A história do Uyuni começa há 40 mil anos, época em que o lago pré-histórico Michin começou a secar (dele também restaram os lagos Poopó e Uru Uru e as lagoas coloridas que integram, ali perto, o Salar de Coipasa). Estima-se que o deserto de sal em si abrigue mais de 10 bilhões de toneladas da substância, além de reservas de potássio, boro, magnésio e lítio. Tamanha abundância atrai o trabalho humano e logo nos primeiros quilômetros é possível encontrar pessoas fazendo força para extrair o composto do chão.
O roteiro clássico é feito ao longo de três dias e duas noites a bordo de um jipe 4×4, embora existam múltiplas versões. A viagem em questão funciona tanto para quem vai de Uyuni à chilena San Pedro de Atacama quanto no caminho contrário. Devido à proximidade geográfica e as várias atrações da região vizinha, este é um trajeto comum.

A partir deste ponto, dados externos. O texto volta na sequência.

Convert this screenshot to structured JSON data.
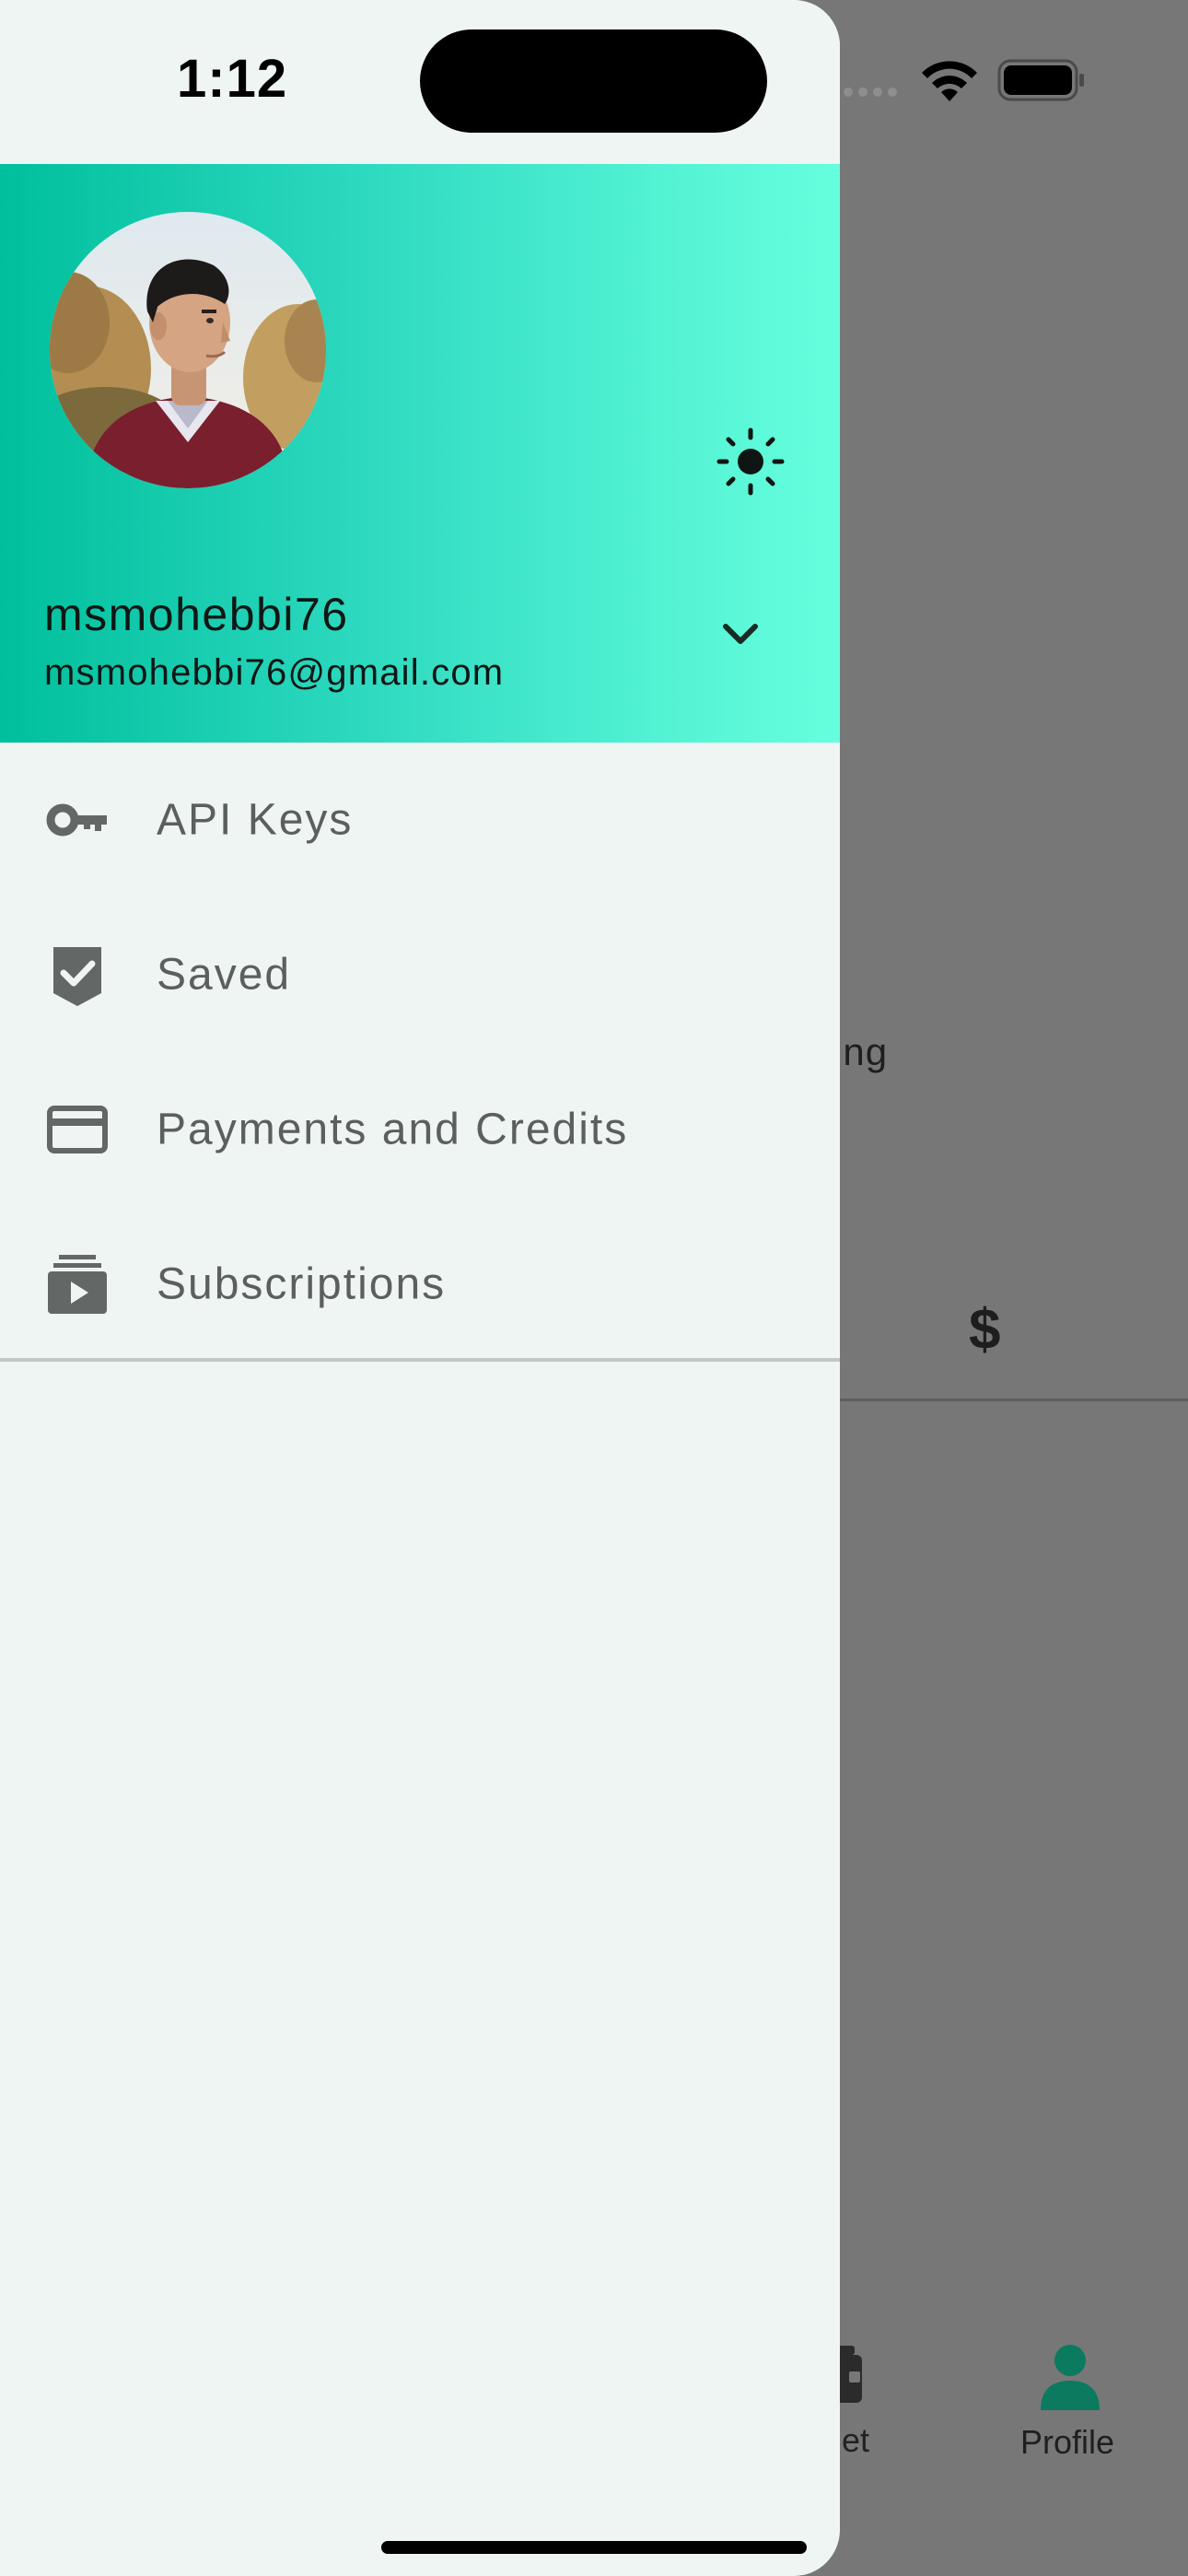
{
  "status_bar": {
    "time": "1:12"
  },
  "drawer_header": {
    "username": "msmohebbi76",
    "email": "msmohebbi76@gmail.com",
    "gradient_colors": [
      "#00bf9c",
      "#66ffde"
    ],
    "theme_icon": "sun-icon",
    "expand_icon": "chevron-down-icon"
  },
  "menu": {
    "items": [
      {
        "label": "API Keys",
        "icon": "key-icon"
      },
      {
        "label": "Saved",
        "icon": "bookmark-check-icon"
      },
      {
        "label": "Payments and Credits",
        "icon": "credit-card-icon"
      },
      {
        "label": "Subscriptions",
        "icon": "subscriptions-icon"
      }
    ]
  },
  "background": {
    "partial_text": "ing",
    "currency_symbol": "$",
    "nav": {
      "wallet_label_partial": "let",
      "profile_label": "Profile",
      "active_color": "#0b7a5f"
    }
  }
}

Rumo à atração principal, as paradas incluem um cemitério de trens, povoado por vagões desativados e grafitados que fizeram história no local (transportavam ouro, prata e outros metais para exportação) e uma visita à comunidade de Colchani, que vende suvenires e efêmeras peças feitas com o composto mineral.
Eventualmente, surgem os primeiros raios solares refletidos e cruzamos o limiar entre um tipo de solo e outro. Logo adiante, há um monumento ao rali Dakar, cujo trajeto margeia o Salar de Uyuni.
A parada mais famosa é a Isla del Pescado, que vista de cima se assemelha a um peixe. Com seus cactos gigantes (de até 9 metros de altura) e enormes árvores típicas do semiárido, ela só pode ser explorada a pé quando o terreno não está alagado. No período em que a ilha está interditada, os jipes param na planície – que, vale destacar, está 3.600 metros acima do nível do mar – para que todos possam apreciar o cenário duplicado, simultaneamente terrestre e celeste.
Quem optou por dormir no deserto, agradece: quando cai, o sol ganha nuances laranjas e as nuvens, formas imponderáveis. Após o recolhimento do astro, a cor púrpura parece cobrir o infinito. As noites se passam em hotéis de sal situados aos pés do vulcão Tunupa, um dos pontos mais altos da Bolívia. Conforto não existe: em qualquer temporada, faz frio à noite (nos meses de inverno, é quase insuportável).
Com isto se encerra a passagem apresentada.